The front of one card may look like this:
I feel disgusting. The hurt part tells me that I am gross, and that is why my birth family let me be adopted and people kept hurting me and sending me away.
When I feel disgusting, I usually
*do stuff to annoy people, so they will also think I'm bad
*do things to gross people out
Then, we flip that card over and state the truth. I ask them to come up with some OTHER things they could do instead of the regular behaviors. We talk about how it's easy to do the old stuff. Anybody can do that. But strong kids try new behaviors. The other side of the card might say:
This one was a biggie, and painful for my child. We went through closets and drawers to make some changes (and trash things that needed to go). We discussed how on the really tough days, they could ask their older sibling to help them get ready - how they should not just dress okay, but dress EXTRA special on the hardest days, smell EXTRA special on the hardest days. Also, I was clear that they would still feel disgusting. The feeling does not go away just by dressing, smelling and behaving the truth. You can't help how you feel. We talked about what it might be like to feel that feeling, but make the positive choice anyway.

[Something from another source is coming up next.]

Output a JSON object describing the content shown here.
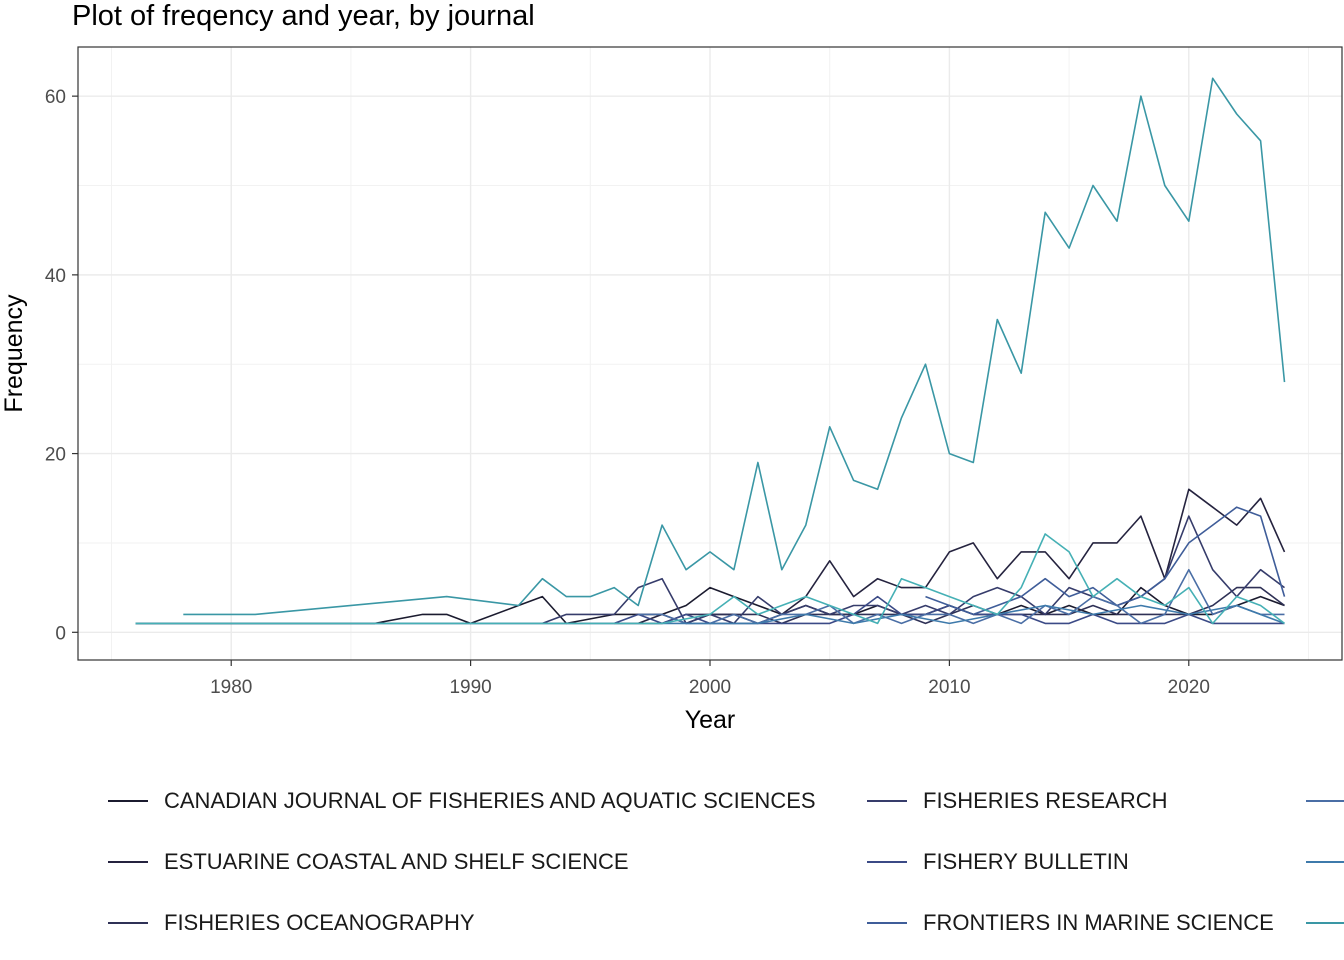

I am beautiful, pure, clean and lovely. I will
*use my words to make people feel great
*smell extra lovely
*act in a way that makes people want to be near me
So, that's where we've been. Fast forward to yesterday. We had one minor incident at the store, so I just kept that child with me and my youngest for that short trip (their older siblings got to look at toys). On the way out, they were carrying our 500 lbs of toilet paper we had just purchased. I very clearly told them they could put it in the front passenger's seat. Everyone was trying to pile into the car, and there that child stood, crouched over in the middle of the van, blocking the rest of their siblings from getting in. "Um, what am I supposed to .. where do I put it?" They were in the play-dumb mode. I IMMEDIATELY started to churn my brain on what I would do when they refused to let me talk them down and stay dysregulated til we got home. Once this particular child is there - in it - they never come out until later. So, I was prepared for the dance.
If you parent kids from the hard places, you know what I'm talking about. There is "slightly dysregulated." There is "kind of a rough day." There is "getting on top of it before it even starts." But then, there is full-on, already THERE. When they are THERE ... you just get comfortable and buckle up for the ride, doing everything in your power to keep it from complete explosion.
"Babe, this is one of those times we have talked about. You are feeling one of those big feelings right now. The hurt part is telling you not to listen to me and not to show me any respect. If you do, it means I'm the grown-up, and I may harm you. It's time to tell the hurt part to STOP. You know you can trust me. You've tested me, and I passed ... for 2.5 years, I have shown you. Normally, you would pretend not to know what you should do. I will probably have someone else tell you or do it for you, and you'll put some love back into them later. OR, you could try really hard to do the strong thing. You could tell yourself the truth, and make the positive choice, EVEN THOUGH YOU STILL FEEL THAT BIG FEELING. Your choice."
Their face did not change. Their hands were actually shaking ... but ... guys, MY KID PUT THE TOILET PAPER IN THE PASSENGER'S SEAT!
In 867 days (yes, I counted), that child has never, ever, when stuck in the moment, EVER DONE THAT! OMG!!!
They just stood there for a minute. They weren't sure what to do. No one did. It was a temporary, complete silence. Like a dream. I finally said, "Um," (started to smile), "holy crap!" THEY finally smiled. "Well, why don't you sit in your seat. I guess we get to find out if you can have a big feeling, make a positive choice and NOT die. Of course, if you DO die, what will we do?"
"Have a nice service and play my favorite songs."
Their brothers and sisters broke out in applause, which was really sweet and made them smile bigger. Yeah for them. They knew it was the right thing to do, and they wanted to honor the magnitude of what their sibling had just done.
They did not do one single thing the rest of the day to go back to dysregulation. Have I mentioned that this is during the time over the last few months when we have been struggling severely? Oh, and this week is their BIRTHDAY (which they have sabotaged the last two years)! Should I say that part again, just for emphasis?
OH MY HOLY HOOCH, YA'LL!
My kid was so very far gone when they came to us. The way they did and did not behave frightened me. I used to fear they had ZERO attachment to any human being. They could shut down easily, and completely disassociate from their own body and the world around them ... not for hours, but for days ... weeks. I have spent nights crying and worrying about their future, and all the many people who would cross their path and be affected by their own inner turmoil.
Yet, yesterday ... my kid put the toilet paper in the passenger's seat.